I was an angsty teenager, a budding Korean-American chick who felt oppressed in Maryland. I revolted against strict parental controls implemented on every media device, house rules that enforced social isolation, and an inconsistent model of what it meant to be Korean in a white community. I had no allies, just me and my thoughts — and my music.
During a trip to the CD store at the local mall, I scored Blink-182’s Enema of the State. Fond of the chorus and the promise of the future, I played “Going Away to College” on repeat on my Walkman. “I haven’t been this scared in a long time/And I’m so unprepared so here’s your Valentine/Bouquet of clumsy words, a simple melody/The world’s an ugly place, but you’re so beautiful to me.” I couldn’t wait to get out.
Despite my internal struggles, I was a dedicated student and a varsity field hockey player. At the beginning of every practice, my teammates and I ran laps around the field to warm up. At one of those practices, an older student I admired recounted her college trip to Northwestern University. Mocking one of her roommates, she told our group: “I wanted to say, 'Ugh, you’re such a loser. You’re so Asian.'” I, the only Asian girl on the team, stood near the back of the cluster. My heart pounded loudly, the beating overwhelming my ears. I was ashamed and angry. I held back hot tears and wanted to scream. There’s nothing like the adrenaline that surges during a racist encounter. But in that moment, I couldn’t say anything.
Infuriated by how my Korean identity made me a target, I numbed myself with work, pouring myself into my academics, piling on more extracurricular activities. But even my coping methods came under scrutiny: I battled the myth of the model minority, having to be apologetic for my strengths because they made other people feel uncomfortable. I couldn’t wait to get away, to start over, and shuffle off the coil of my Asian-ness.
My battle with depression also began during my teenage years. When all the anger of racial injustice quieted, when I wasn’t burying myself in work, Blink-182’s “Adam’s Song” played softly in the background: “I laughed the loudest who’d have known?/I’m too depressed to go on/You’ll be sorry when I’m gone.” As a Korean-American girl with attitude and ambition, I was told I didn’t have a place in a white world. There were only two options: escape or perish.
I escaped. But it took me a long time to recover and to start feeling comfortable with my roots and native tongue. Looking for an education and sunny days, I moved to Miami in 2015. But because the Korean population in the Magic City was only 0.1 percent, I was confronted with the same racism I had grappled with when I was growing up in Maryland.
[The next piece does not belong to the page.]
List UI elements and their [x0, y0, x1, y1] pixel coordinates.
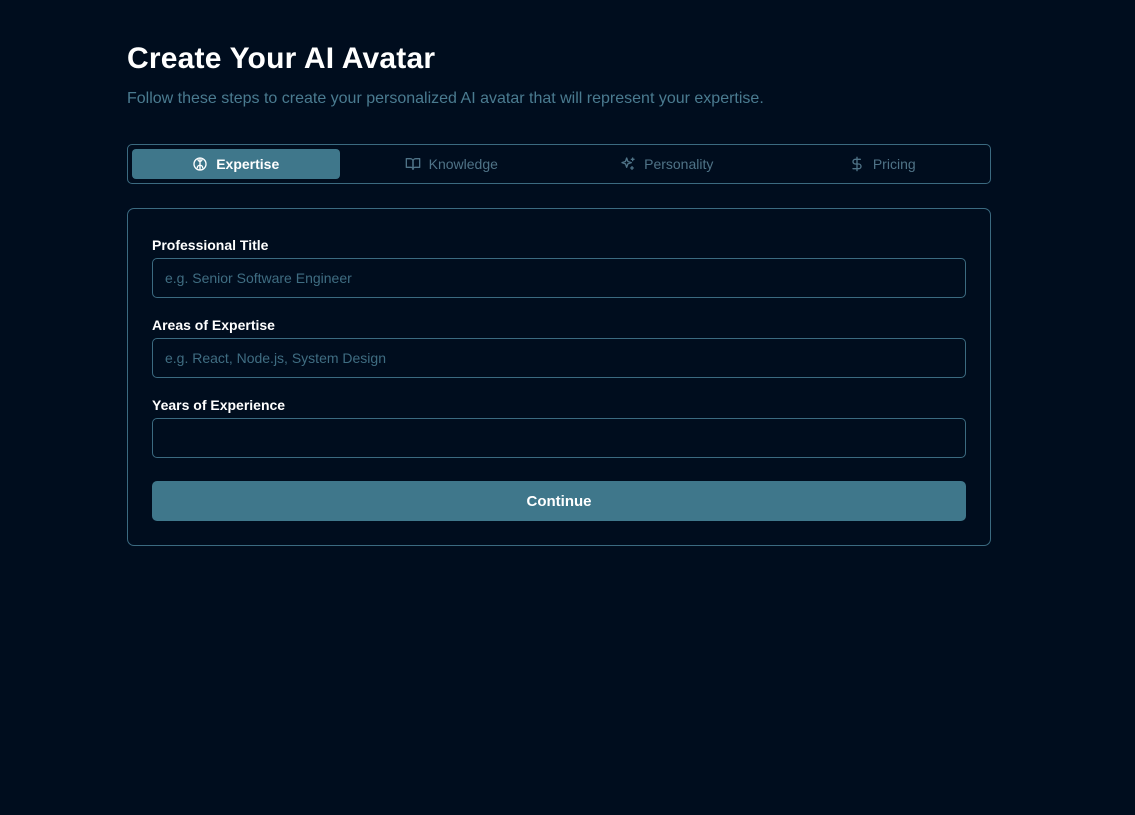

In Miami, I grew tired of hearing people whisper “chinita” behind my back as if I couldn’t understand, being asked whether I was from North or South Korea, and seeing people stretch the skin around their eyes at me. That instinctive reaction to racism roared again in my chest, and I felt disillusioned.
But after some time, Miami began showing interest in Korean culture, especially K-pop. In 2017, the K-pop artist G-Dragon played to a packed American Airlines Arena. The multicultural K-pop boy band NCT127 performed at the Watsco Center in Coral Gables earlier this year. And I noticed more Korean-fusion restaurants opening across the city.
Next up, the K-pop band Day6 is slated to perform at the Fillmore Miami Beach Wednesday, September 18. Though the group's music is classified as K-pop, its sound is reminiscent of the punk-pop bands I played during my teen years. When I hear the momentous rhythms, the sharp staccato of the drums, and the anthemic vocalizations, I’m transported back to the angst of my high-school days. In the song “Shoot Me,” from the group's 2018 EP, Shoot Me: Youth Part 1, the band sings the explosive chorus: “Bang, bang/I’m OK/Baby just hurt me/I’m OK/It hurts so bad.”
I always wanted to see someone in pop culture who looked like me, spoke my language, and actualized my story through their art. For young Miamians of Korean descent, particularly those who are struggling with the same feeling of isolation I felt as a teenager, seeing Day6 could provide a catharsis and a haven. There’s nothing like feeling seen by your own culture. If more bands and cultural figures like Day6 were popular when I was growing up, my relationship with my Korean-American identity would have looked quite different.
Being a minority in the United States is not easy. Racism is something we battle every day. We must send the message that discrimination and bigotry of any form are intolerable. We must help all those struggling with the mental health effects of oppression. In times of strife, in times of hurt, and in times of trauma, music is a refuge.